Y ahora, el caso Pretoria
RECIENTES los juicios por los casos Nóos y las tarjetas black, con los tremebundos ecos de Gürtel y del tándem Millet-Montull, mientras siguen lloviendo tempestades por los presuntos casos del 3% a la antigua Convergència y por la financiación ilegal del PP, se inicia hoy en la Audiencia Nacional el juicio por otro caso de corrupción, el Pretoria. Una instrucción judicial que, en su día, provocó la llamada “pena del telediario” porque los acusados aparecían por vez primera esposados, de cara a las cámaras previamente convocadas por no se sabe quién, y que seguirá alimentando sentimientos encontrados en la opinión pública: el asco por la corrupción y la satisfacción por que los jueces hagan su trabajo.
Pretoria es un caso insólito porque afecta fundamentalmente a expolíticos del PSC y de la antigua CDC. Se trata de Bartomeu Muñoz, exalcalde socialista de Santa Coloma de Gramenet entre el 2002 y el 2009; Luis Andrés García, exdiputado del PSC en el Parlament de 1980 a 1988 e influyente sindicalista; Macià Alavedra, exconseller de varios gobiernos convergentes de la Generalitat, y Lluís Prenafeta, que fue secretario general de Presidència y mano derecha de Jordi Pujol. La instrucción los acusa de tráfico de influencias para lograr la adjudicación de terrenos para luego cambiar el adjudicatario, recalificar los terrenos y venderlos a un precio muy superior, todo ello mediante cuantiosas comisiones que se negociaban a través de paraísos fiscales.

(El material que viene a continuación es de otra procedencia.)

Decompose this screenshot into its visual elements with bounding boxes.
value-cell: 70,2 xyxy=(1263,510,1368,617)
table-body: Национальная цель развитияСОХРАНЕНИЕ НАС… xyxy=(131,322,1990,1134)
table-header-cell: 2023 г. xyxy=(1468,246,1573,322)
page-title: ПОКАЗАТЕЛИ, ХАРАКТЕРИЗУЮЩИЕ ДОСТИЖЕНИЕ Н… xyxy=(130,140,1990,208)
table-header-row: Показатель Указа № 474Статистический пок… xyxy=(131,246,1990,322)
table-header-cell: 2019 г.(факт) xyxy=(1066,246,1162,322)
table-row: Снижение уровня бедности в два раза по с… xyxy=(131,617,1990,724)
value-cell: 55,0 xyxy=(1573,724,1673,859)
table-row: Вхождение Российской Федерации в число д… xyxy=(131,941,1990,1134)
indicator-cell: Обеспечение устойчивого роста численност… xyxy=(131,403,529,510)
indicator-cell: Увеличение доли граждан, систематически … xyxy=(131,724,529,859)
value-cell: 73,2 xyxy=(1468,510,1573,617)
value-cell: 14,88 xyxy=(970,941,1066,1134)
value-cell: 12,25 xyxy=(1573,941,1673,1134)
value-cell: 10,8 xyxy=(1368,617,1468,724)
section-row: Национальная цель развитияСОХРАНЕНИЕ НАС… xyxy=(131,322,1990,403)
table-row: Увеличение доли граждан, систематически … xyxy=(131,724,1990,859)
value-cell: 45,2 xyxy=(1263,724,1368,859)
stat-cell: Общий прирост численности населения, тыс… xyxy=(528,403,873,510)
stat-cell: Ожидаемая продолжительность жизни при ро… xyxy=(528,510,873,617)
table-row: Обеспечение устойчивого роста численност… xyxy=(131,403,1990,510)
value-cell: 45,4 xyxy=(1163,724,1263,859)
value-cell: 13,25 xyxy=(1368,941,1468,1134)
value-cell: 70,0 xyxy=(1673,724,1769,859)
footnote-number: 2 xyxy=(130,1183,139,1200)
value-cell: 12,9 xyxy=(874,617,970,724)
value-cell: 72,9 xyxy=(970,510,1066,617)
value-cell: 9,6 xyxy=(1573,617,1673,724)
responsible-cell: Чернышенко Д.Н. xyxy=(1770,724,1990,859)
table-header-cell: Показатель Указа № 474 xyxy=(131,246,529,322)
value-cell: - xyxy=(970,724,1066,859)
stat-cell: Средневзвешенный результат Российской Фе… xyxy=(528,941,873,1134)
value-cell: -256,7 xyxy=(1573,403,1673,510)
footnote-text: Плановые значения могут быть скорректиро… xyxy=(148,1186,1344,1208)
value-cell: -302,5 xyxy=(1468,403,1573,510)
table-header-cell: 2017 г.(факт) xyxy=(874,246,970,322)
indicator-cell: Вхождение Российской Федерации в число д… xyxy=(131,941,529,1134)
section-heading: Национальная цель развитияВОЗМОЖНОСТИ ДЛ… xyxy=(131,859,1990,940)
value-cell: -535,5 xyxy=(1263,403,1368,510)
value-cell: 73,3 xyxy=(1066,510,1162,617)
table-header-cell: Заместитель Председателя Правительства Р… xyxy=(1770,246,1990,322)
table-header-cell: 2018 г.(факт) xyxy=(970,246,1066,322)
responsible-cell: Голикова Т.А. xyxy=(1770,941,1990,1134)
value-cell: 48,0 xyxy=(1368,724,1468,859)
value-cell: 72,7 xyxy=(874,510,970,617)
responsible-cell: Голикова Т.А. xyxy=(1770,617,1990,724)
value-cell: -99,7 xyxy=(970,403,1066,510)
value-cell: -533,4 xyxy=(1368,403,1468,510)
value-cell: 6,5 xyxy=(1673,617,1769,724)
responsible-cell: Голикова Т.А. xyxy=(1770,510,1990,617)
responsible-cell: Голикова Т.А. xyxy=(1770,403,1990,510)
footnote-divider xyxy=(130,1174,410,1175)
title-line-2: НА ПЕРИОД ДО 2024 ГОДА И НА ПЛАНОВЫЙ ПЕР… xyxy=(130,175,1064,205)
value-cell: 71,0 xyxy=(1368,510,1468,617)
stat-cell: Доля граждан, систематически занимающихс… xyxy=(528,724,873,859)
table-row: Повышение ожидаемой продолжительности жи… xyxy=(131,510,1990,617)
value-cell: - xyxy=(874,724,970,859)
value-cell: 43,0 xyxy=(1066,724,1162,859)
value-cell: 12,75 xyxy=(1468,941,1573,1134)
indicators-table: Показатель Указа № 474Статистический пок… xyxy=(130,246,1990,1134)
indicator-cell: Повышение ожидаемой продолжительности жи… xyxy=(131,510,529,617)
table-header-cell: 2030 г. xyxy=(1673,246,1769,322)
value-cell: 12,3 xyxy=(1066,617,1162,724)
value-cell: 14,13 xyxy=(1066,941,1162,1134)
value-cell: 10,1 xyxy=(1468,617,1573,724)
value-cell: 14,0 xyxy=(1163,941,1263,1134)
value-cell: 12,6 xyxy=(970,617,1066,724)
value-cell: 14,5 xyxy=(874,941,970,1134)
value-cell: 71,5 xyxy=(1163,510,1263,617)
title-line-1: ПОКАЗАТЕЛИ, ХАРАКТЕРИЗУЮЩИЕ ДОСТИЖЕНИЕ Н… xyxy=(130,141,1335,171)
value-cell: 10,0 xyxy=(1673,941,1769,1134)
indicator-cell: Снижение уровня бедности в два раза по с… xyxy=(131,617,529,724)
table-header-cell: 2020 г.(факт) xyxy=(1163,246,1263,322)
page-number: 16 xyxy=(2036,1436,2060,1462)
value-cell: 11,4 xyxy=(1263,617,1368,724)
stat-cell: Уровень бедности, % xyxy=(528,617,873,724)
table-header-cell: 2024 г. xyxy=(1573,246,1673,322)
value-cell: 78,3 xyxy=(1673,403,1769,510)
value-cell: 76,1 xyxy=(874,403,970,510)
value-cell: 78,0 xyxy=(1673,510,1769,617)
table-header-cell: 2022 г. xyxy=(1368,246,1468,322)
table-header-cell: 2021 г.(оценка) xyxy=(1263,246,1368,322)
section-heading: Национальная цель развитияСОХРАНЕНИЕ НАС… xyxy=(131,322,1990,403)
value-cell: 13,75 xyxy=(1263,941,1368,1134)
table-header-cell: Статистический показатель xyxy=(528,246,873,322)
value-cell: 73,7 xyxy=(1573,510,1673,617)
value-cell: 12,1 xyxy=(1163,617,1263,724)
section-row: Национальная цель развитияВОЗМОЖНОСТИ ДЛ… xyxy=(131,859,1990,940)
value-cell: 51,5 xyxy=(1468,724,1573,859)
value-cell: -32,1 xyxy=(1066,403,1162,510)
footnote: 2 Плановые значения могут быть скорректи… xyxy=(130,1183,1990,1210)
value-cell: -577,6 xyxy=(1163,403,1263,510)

Es, por tanto, un juicio a una época en la que la fiebre del ladrillo convirtió el suelo en el cuerno de oro mediante el cual se hicieron todo tipo de negocios, incluidos los ilegales, algunos de ellos ya pasados por los tribunales. En el caso Pretoria, no se trata de juzgar la sociovergència,
que por otra parte nunca se hizo realidad desde un punto de vista político ni institucional, sino de analizar y culpabilizar a sus responsables por un presunto delito que reunió en la mesa del negocio urbanístico a alcaldes, mediadores y comisionistas de ideologías rivales en el terreno político y que provocó daños en el erario público cuyas deudas aún hoy se están pagando, como es el caso de la empresa pública de vivienda Gramepark. No es tanto un juicio a los partidos del sistema como un juicio a un sistema de negocio fraudulento del que se beneficiaron personas concretas. Si se quiere, es un juicio a una derivada del sistema.
Desde el punto de vista social, es inmenso el daño que causa todo tipo de corrupción en el que se hallen implicados políticos. El conocimiento de que quienes tienen la misión de gestionar el interés común se dedican al suyo propio, saltándose no sólo las leyes, sino también la ética más esencial, provoca un enorme rechazo social. Es un fenómeno global, que afecta tanto a Santa Coloma de Gramenet como a Murcia –con un presidente acosado por la justicia– o a Corea del Sur, donde el Constitucional ha destituido a su presidenta, y que está provocando grietas en el sistema democrático, con la aparición de populismos de todo tipo y de gobiernos neoautoritarios que amenazan con acabar con los derechos de las personas. Por esa razón, el lógico rechazo popular que causa el conocimiento de la corrupción debería compensarlo la certeza y la garantía de que los jueces cumplen con su deber, se trate de quien se trate. Y por esa misma lógica debe ser el poder judicial el primero en rechazar categóricamente su politización, venga de donde venga, se haga como se haga. Todos nos jugamos mucho en el envite.